Antigamente, para que fosse deferida a busca e apreensão se exigia que a instituição financeira comprova-se nos autos que havia ocorrido uma notificação pessoal, por oficial ou por edital do credor, depois a jurisprudência passou a aceitar como comprovação a mera entrega de notificação no endereço do devedor, no entanto esta entrega deveria ocorrer via cartório de protestos e não pelos correios, no entanto no início de 2014 uma modificação legislativa advinda através da lei 13.043/14 passou a permitir a notificação via carta ar (carta registrada) e não sequer que a assinatura no notificado conste no AR.
De fato, isto traz pouca mudança prática, pois conforme se pode ver em jurisprudênicas lá de 2007 se considerava desnecessária a notificação pessoal do devedor da mora.
ALIENAÇÃO FIDUCIÁRIA - BUSCA E APREENSÃO- DECRETO LEI 911/69 - NOTIFICAÇÃO PESSOAL DO DEVEDOR - DESNECESSIDADE. Em se tratando de alienação fiduciária é desnecessária a notificação pessoal do devedor, bastando que a mesma seja efetivada em seu endereço. Tendo restado demonstrados nos autos pelo autor todos os requisitos para a propositura da ação de busca e apreensão, quais sejam, contrato válido, inadimplemento do devedor e sua constituição em mora, conforme comprovado pela notificação extrajudicial de fl. 14, não há que se falar em extinção do feito, devendo a liminar de busca e apreensão ser deferida, com o normal prosseguimento do feito. (TJ-MG 107070612577210011 MG 1.0707.06.125772-1/001(1), Relator: D. VIÇOSO RODRIGUES, Data de Julgamento: 17/04/2007, Data de Publicação: 04/05/2007)
Dito isto, fica parecendo bem difícil, se elidir este requisito na ação, no entanto, felizmente para quem advoga contra bancos é bem comum que o banco se esqueça de fazer a notificação ou mesmo fazendo não junte o comprovante de tal notificação no processo, e, se isto acontecer, basta que você alegue no agravo que não ocorreu a constituição em mora que a a busca e apreensão deverá ser revogada.

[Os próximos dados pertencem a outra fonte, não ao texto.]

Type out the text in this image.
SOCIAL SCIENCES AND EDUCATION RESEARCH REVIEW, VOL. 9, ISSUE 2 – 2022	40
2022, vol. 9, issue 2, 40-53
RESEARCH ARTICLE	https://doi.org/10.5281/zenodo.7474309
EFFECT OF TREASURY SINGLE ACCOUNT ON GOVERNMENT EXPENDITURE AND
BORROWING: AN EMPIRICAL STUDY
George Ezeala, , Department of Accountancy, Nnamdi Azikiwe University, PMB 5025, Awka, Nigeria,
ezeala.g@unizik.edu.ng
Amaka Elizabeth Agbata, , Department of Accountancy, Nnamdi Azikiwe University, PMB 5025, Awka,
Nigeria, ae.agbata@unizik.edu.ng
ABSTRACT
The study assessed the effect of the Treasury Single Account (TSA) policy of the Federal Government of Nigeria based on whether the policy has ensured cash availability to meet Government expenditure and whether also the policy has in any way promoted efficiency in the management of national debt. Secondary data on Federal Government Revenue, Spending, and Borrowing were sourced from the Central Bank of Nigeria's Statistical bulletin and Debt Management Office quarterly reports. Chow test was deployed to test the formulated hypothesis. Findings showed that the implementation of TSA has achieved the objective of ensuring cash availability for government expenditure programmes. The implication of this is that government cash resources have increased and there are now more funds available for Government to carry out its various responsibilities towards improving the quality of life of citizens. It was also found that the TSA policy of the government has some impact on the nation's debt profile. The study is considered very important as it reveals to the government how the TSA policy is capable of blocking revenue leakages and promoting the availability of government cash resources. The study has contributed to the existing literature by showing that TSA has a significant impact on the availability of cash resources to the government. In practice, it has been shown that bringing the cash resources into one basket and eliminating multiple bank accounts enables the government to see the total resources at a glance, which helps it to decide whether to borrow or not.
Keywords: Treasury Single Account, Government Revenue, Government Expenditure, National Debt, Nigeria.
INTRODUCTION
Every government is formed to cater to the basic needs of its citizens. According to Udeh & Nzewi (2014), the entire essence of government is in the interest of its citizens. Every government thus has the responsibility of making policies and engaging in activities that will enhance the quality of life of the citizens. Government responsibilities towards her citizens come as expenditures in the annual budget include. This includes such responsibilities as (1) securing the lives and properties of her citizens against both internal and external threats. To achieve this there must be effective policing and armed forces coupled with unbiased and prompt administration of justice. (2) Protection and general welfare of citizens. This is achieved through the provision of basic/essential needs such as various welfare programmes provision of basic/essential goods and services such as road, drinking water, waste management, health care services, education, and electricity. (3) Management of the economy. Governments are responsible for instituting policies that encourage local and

Desta forma, a primeira coisa que você deve verificar quando for começar a preparar o seu recurso é se ocorreu ou não a notificação válida, e se o comprovante desta foi juntado aos autos e se a resposta para esta pergunta for negativa basta alegar este fato que você conseguirá reverter a busca e apreensão.
Outrossim convém lembrar que a alteração legislativa é nova, desta forma, se pensarmos que a posição anterior era de que carta AR não era válida, se cria uma nova tese, em especial devido a questão da não exigência da assinatura do contratante no AR de inconstitucionalidade e ilegalidade da norma, na medida em que seria possível alegar que ela estaria dificultando a defesa do consumidor em juízo, em suma, o que parece que veio para auxiliar os bancos pode acabar atrapalhando por criar tumulto processual para algo que era bem simples e já estava resolvido.

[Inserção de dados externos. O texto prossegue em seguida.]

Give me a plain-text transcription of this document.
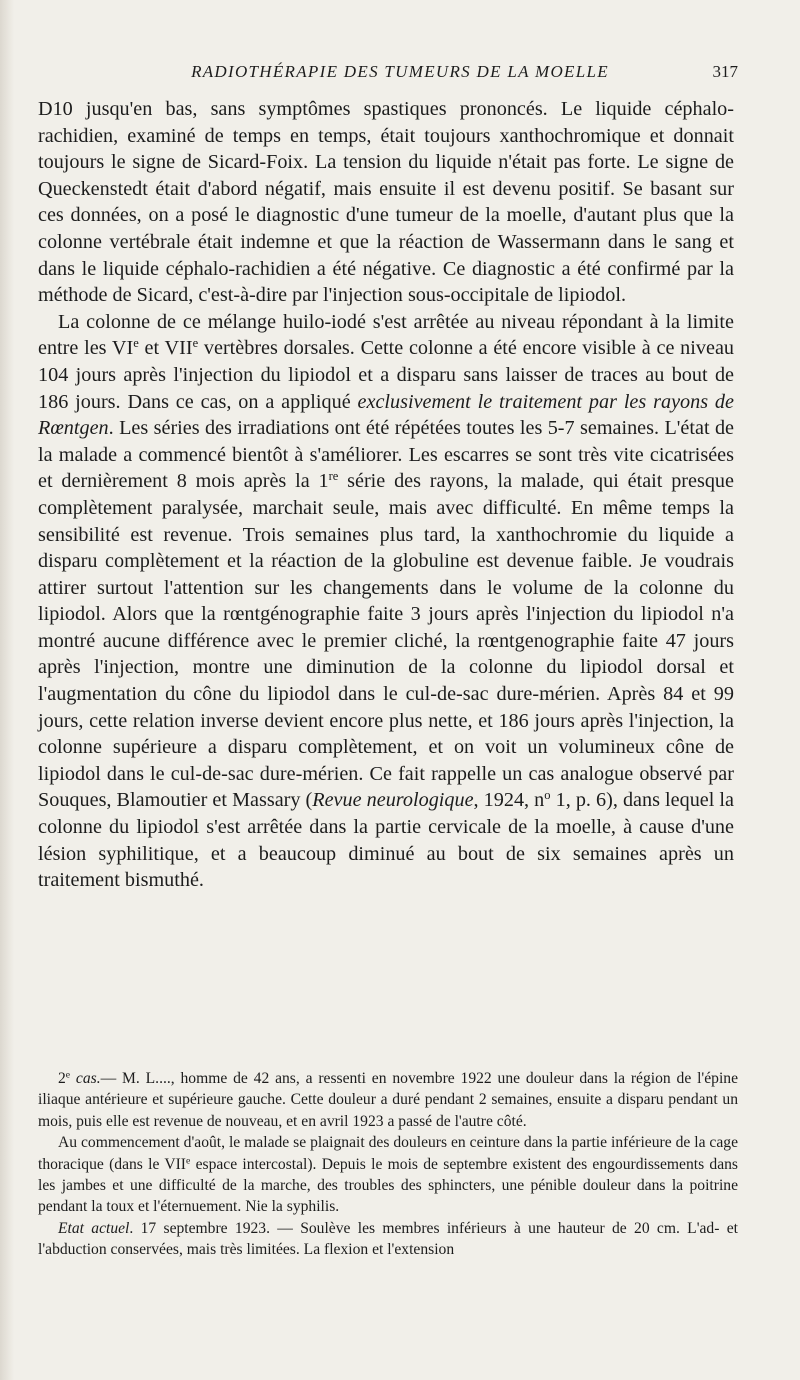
RADIOTHÉRAPIE DES TUMEURS DE LA MOELLE	317

D10 jusqu'en bas, sans symptômes spastiques prononcés. Le liquide céphalo-rachidien, examiné de temps en temps, était toujours xanthochromique et donnait toujours le signe de Sicard-Foix. La tension du liquide n'était pas forte. Le signe de Queckenstedt était d'abord négatif, mais ensuite il est devenu positif. Se basant sur ces données, on a posé le diagnostic d'une tumeur de la moelle, d'autant plus que la colonne vertébrale était indemne et que la réaction de Wassermann dans le sang et dans le liquide céphalo-rachidien a été négative. Ce diagnostic a été confirmé par la méthode de Sicard, c'est-à-dire par l'injection sous-occipitale de lipiodol.

La colonne de ce mélange huilo-iodé s'est arrêtée au niveau répondant à la limite entre les VIe et VIIe vertèbres dorsales. Cette colonne a été encore visible à ce niveau 104 jours après l'injection du lipiodol et a disparu sans laisser de traces au bout de 186 jours. Dans ce cas, on a appliqué exclusivement le traitement par les rayons de Rœntgen. Les séries des irradiations ont été répétées toutes les 5-7 semaines. L'état de la malade a commencé bientôt à s'améliorer. Les escarres se sont très vite cicatrisées et dernièrement 8 mois après la 1re série des rayons, la malade, qui était presque complètement paralysée, marchait seule, mais avec difficulté. En même temps la sensibilité est revenue. Trois semaines plus tard, la xanthochromie du liquide a disparu complètement et la réaction de la globuline est devenue faible. Je voudrais attirer surtout l'attention sur les changements dans le volume de la colonne du lipiodol. Alors que la rœntgénographie faite 3 jours après l'injection du lipiodol n'a montré aucune différence avec le premier cliché, la rœntgenographie faite 47 jours après l'injection, montre une diminution de la colonne du lipiodol dorsal et l'augmentation du cône du lipiodol dans le cul-de-sac dure-mérien. Après 84 et 99 jours, cette relation inverse devient encore plus nette, et 186 jours après l'injection, la colonne supérieure a disparu complètement, et on voit un volumineux cône de lipiodol dans le cul-de-sac dure-mérien. Ce fait rappelle un cas analogue observé par Souques, Blamoutier et Massary (Revue neurologique, 1924, $n^o$ 1, p. 6), dans lequel la colonne du lipiodol s'est arrêtée dans la partie cervicale de la moelle, à cause d'une lésion syphilitique, et a beaucoup diminué au bout de six semaines après un traitement bismuthé.

2e cas.— M. L...., homme de 42 ans, a ressenti en novembre 1922 une douleur dans la région de l'épine iliaque antérieure et supérieure gauche. Cette douleur a duré pendant 2 semaines, ensuite a disparu pendant un mois, puis elle est revenue de nouveau, et en avril 1923 a passé de l'autre côté.

Au commencement d'août, le malade se plaignait des douleurs en ceinture dans la partie inférieure de la cage thoracique (dans le VIIe espace intercostal). Depuis le mois de septembre existent des engourdissements dans les jambes et une difficulté de la marche, des troubles des sphincters, une pénible douleur dans la poitrine pendant la toux et l'éternuement. Nie la syphilis.

Etat actuel. 17 septembre 1923. — Soulève les membres inférieurs à une hauteur de 20 cm. L'ad- et l'abduction conservées, mais très limitées. La flexion et l'extension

AGRAVO DE INSTRUMENTO. Alienação fiduciária. BUSCA E APREENSÃO E LIMINAR. NOTIFICAÇÃO INVÁLIDA. DEPÓSITO. PURGA DA MORA. Não se presta para caracterizar a mora a notificação encaminhada por correio e via escritório de advocacia, restando desatendida determinação expressa do Decreto-Lei no 911/69, que impõe o encaminhamento via cartório de títulos e documentos, ou por protesto.A questão acerca da extensão da purga da mora ainda não foi apreciada na primeira instância, de sorte que não cabe apreciação nesta sede, sob pena de suprimir-se um grau de jurisdição.Agravo liminarmente provido em parte.

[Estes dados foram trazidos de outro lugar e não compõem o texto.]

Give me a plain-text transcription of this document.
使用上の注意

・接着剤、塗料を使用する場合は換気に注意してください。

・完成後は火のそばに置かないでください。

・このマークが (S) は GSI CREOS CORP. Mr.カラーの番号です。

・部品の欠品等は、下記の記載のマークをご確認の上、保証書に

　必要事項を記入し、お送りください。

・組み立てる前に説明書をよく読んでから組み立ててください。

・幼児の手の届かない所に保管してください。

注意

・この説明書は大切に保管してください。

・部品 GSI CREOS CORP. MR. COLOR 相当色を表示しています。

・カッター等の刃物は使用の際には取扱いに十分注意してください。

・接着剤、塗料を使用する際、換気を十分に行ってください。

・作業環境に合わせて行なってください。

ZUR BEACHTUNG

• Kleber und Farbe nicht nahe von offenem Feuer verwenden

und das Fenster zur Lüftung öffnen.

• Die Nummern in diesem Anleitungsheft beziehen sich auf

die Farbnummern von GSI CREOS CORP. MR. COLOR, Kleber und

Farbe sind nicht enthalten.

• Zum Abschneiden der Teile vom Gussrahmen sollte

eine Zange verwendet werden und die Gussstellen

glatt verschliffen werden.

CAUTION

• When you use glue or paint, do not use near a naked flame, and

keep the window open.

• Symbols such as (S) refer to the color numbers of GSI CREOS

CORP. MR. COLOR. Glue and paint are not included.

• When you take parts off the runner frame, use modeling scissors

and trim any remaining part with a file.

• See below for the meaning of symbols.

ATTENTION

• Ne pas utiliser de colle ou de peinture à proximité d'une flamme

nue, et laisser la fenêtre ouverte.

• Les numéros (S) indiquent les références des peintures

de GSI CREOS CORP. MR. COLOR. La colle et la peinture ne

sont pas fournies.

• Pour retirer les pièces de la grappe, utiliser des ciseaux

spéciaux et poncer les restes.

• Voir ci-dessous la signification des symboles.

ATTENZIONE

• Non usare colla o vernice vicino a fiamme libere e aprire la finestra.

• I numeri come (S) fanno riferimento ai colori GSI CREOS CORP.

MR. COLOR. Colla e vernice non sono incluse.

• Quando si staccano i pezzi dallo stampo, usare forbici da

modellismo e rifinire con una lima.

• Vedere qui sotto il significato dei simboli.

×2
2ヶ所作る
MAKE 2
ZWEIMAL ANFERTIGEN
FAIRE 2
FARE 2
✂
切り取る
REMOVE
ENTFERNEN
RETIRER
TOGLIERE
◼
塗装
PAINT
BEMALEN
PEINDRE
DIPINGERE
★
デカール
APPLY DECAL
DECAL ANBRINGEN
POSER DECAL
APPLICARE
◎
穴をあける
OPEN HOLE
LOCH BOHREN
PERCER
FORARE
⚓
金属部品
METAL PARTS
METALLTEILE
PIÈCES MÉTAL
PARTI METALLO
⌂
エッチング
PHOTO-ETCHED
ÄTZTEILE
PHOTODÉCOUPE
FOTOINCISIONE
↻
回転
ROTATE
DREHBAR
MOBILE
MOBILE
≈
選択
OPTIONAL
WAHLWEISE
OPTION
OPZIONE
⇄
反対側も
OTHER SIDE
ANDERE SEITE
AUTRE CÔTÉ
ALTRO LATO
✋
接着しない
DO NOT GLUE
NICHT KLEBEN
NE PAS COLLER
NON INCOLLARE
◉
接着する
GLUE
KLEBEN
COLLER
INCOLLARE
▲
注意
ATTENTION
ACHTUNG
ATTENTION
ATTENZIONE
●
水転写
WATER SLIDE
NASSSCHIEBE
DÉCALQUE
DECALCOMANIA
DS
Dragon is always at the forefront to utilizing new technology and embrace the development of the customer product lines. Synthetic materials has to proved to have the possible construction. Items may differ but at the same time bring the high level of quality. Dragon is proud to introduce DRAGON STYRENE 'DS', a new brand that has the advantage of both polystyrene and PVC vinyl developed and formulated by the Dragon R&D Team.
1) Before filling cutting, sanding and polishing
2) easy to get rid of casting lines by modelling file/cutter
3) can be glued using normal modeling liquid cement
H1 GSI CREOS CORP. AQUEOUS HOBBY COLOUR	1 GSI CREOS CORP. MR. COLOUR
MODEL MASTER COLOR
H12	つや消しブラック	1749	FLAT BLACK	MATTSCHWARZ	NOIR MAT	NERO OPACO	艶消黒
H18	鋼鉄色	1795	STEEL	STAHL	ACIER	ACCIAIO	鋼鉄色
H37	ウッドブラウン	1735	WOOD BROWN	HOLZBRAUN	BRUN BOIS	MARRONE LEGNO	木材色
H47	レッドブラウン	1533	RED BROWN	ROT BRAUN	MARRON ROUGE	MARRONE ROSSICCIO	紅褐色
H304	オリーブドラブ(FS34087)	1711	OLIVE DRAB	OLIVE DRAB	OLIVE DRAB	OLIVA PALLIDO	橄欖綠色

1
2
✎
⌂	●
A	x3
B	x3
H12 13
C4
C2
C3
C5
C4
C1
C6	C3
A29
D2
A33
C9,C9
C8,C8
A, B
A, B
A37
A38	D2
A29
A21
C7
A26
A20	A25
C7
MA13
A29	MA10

AGRAVO DE INSTRUMENTO - TJRS CNJ: 0389455-05.2014.8.21.7000
2. O Inadimplemento do devedor
Ao contrário do que muitos imaginam não é necessário que o devedor esteja com uma, duas, ou três parcelas atrasadas para que ocorra a busca e apreensão, pois basta simplesmente que exista o inadimplemento de uma parcela que a busca e apreensão já pode ocorrer.
Vale dizer ainda que até bem pouco tempo atrás se entendia que o devedor poderia purgar a mora e evitar a busca, ou seja, poderia pagar o valor em atraso e assim elidir o inadimplemento e consequentemente a busca, no entanto o novo entendimento do STJ - o qual eu acho particularmente um absurdo - é de que uma vez ocorrido o inadimplemento se opera o vencimento antecipado do contrato e assim a purga da mora envolve a quitação de toda dívida (a parte que estava vencida, a que venceu antecipadamente e todas multas e mora), em outras palavras, o STJ rasgou o CDC e atirou no lixo o princípio da continuidade do contrato, razões pelas quais acredito que esta posição será revista no futuro ou pelo STJ, ou pelo STF, ou até mesmo por uma mudança na lei.
Cabe chamar a atenção que este novo entendimento do STJ só vale para os contratos posteriores a lei 10.931/04, e foi firmado no julgamento do recurso paradigma: REsp 1.418.593.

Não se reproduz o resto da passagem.